What were the interviews like?
So the first interview was when he called me to basically make sure that I was going to be more or less a fit for what they were looking for in the company and that it was what I was looking for too. And then the second, longer interview was a Skype interview.
He gave me a couple weeks to accept, and I think I took about a week just to research the company more and the city just to really make sure this is what I wanted. And then I sent my reply and accepted it and I’ve been slowly working on the visa process for them because for China it’s quite extensive.
When do you leave for China?
I have until…June 15th to get all my documents completed but I’m actually going to be backpacking Japan and South Korea for all of May and the beginning of June so I have to finish it before I leave, which is May 7th.
Do you have any interview tips for new ESL teachers?
For Skype interviews, I would recommend practicing with a friend. Just make sure that your Skype presence is good. It’s a little different than doing it face to face in person. So…making sure you have good sound, good lighting, for whatever’s in the background, clean up a little bit if you have to. And definitely practice for the Skype interview because it’s a little different.
Do you know what type of class you’re going to be teaching?
I’m going to be teaching adults, eighteen and up. And I was told it’s going to be mostly university-age, so roughly students my own age actually, which should be interesting. And this company that I will be working for does some 1 on 1 classes, some pair work and some group classes, and I think the maximum size of my classes will be 10 to 15 people, but starting off it will be smaller class sizes, which is nice.

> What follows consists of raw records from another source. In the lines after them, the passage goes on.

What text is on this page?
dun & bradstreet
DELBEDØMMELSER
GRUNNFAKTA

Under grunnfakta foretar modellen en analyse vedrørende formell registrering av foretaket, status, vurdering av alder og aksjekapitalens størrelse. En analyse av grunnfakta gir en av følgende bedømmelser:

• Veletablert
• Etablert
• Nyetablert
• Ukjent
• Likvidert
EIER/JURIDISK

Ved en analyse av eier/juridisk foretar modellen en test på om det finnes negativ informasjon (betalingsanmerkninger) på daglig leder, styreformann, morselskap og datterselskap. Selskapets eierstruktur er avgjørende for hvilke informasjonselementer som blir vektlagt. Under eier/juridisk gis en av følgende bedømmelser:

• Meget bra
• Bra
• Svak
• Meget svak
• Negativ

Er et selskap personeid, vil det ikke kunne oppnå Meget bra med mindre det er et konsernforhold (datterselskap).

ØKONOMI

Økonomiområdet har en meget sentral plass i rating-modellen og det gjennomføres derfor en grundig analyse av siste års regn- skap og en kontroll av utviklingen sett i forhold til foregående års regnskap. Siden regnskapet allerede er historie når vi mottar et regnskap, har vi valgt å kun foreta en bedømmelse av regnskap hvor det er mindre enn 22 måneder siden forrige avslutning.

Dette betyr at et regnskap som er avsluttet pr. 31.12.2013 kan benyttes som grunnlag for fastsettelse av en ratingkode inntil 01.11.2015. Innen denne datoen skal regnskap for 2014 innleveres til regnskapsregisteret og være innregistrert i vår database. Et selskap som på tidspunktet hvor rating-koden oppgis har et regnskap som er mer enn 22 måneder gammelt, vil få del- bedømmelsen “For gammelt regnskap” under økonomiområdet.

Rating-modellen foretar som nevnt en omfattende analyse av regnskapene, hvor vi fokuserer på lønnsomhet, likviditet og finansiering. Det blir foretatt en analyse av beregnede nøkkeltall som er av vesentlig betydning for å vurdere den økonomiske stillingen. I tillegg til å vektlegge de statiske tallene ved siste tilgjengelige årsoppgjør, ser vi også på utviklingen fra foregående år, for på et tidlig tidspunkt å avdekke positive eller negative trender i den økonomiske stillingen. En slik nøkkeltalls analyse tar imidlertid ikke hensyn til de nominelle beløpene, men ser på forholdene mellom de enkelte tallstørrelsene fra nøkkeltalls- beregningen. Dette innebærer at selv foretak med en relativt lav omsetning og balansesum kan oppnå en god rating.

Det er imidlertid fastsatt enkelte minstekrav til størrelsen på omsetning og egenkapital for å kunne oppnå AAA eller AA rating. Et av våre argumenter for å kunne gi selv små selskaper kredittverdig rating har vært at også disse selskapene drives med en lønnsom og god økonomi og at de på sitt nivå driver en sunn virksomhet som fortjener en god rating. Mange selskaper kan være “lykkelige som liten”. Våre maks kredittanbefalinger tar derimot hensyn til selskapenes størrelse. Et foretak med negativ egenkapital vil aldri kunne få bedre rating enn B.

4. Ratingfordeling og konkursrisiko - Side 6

Do you know what your housing will be like? Does the school pay for your housing?
I get two weeks once I arrive in China to apartment hunt. They set me up with an agent and give us an orientation for how to go about actually finding an apartment….[housing] is not [covered] for this job, but because so many teaching jobs, especially in China, do actually pay for your housing, this job has a higher salary.
Did you have to negotiate your contract at all?
I didn’t actually have to negotiate because everything in mine…was good, but right away, when I got my contract I sent it over to my Placement Advisor so they could look over it. They were great at walking me through what everything meant. There are a lot of technical terms in it that aren’t used in everyday language, so they went over everything with me.
Where else do you want to travel while you’re teaching abroad?
South Korea and Japan, I’m actually doing in May, but once I’m in China I definitely want to see the Great Wall, so I’ll probably go to Beijing for that and do a bit of a tour around there.
I’d also really like to go to Shanghai. That also ties in with my tattoo interest. There are a lot of great tattoo artists in Shanghai so I definitely want to get tattooed in China as well.
I also want to visit some of the older temples, the Buddhist temples, and the mountains, and see some forests and parks in China as well, and not just big cities.
Do you have any advice for people thinking about teaching English abroad?
So I decided [to teach abroad] after the free information session. I think anyone who’s at all interested [should] definitely check out a session in your city. They have great information. They can answer all your questions about the course, and it is a really great course. If you’re wanting to travel, wanting to teach, I think you should just do it.